Wassan Singh (left) and Gurdiyal Singh, the respective fathers of Kuljeet Singh and Jasbir Singh, pose at the Golden Temple with portraits of their sons in Amritsar on June 19, 2014, after news that their children were among 40 Indian workers taken hostage in Iraq. India's new government struggled on Thursday to make headway in its first foreign crisis as it tried to secure the release of 40 construction workers being held in war-torn Iraq. -- PHOTO: AFP 

NEW DELHI (AFP) - India's new government struggled on Thursday to make headway in its first foreign crisis as it tried to secure the release of 40 construction workers being held in war-torn Iraq, home to some 10,000 Indian expatriates.

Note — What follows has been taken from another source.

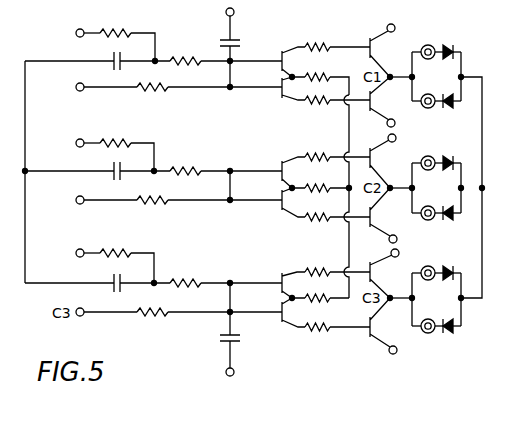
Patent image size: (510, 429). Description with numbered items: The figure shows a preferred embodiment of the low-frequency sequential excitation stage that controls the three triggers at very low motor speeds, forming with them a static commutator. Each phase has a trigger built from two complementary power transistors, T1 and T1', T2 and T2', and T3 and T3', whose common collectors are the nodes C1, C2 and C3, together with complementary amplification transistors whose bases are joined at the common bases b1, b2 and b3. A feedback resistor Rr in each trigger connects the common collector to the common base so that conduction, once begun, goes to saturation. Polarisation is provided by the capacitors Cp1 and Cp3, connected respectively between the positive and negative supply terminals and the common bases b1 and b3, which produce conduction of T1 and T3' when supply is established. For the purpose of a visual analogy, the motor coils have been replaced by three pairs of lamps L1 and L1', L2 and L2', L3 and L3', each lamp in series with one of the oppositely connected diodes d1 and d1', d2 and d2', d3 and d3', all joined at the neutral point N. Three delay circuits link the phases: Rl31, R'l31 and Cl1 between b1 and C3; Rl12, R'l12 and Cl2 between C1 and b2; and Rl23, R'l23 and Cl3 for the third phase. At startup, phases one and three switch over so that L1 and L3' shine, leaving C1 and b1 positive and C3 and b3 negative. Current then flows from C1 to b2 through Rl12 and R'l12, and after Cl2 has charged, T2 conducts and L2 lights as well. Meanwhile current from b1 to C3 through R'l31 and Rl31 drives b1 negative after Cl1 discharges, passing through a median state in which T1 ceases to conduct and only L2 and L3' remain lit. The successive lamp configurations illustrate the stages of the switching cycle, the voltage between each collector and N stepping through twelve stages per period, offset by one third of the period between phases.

Prime Minister Narendra Modi has already dispatched a former ambassador to Baghdad to coordinate rescue efforts while the chief minister of Punjab province - where most of the workers hail from - has said he is willing to pay a ransom to gain their freedom.

But while India's foreign ministry has described the men as having been "kidnapped", it says it does not know who has taken them hostage, where they are being held and that it has not received any ransom demand.

The ministry said it was working with the Red Crescent Society and other aid groups in Iraq, but acknowledged the situation on the ground was "very difficult".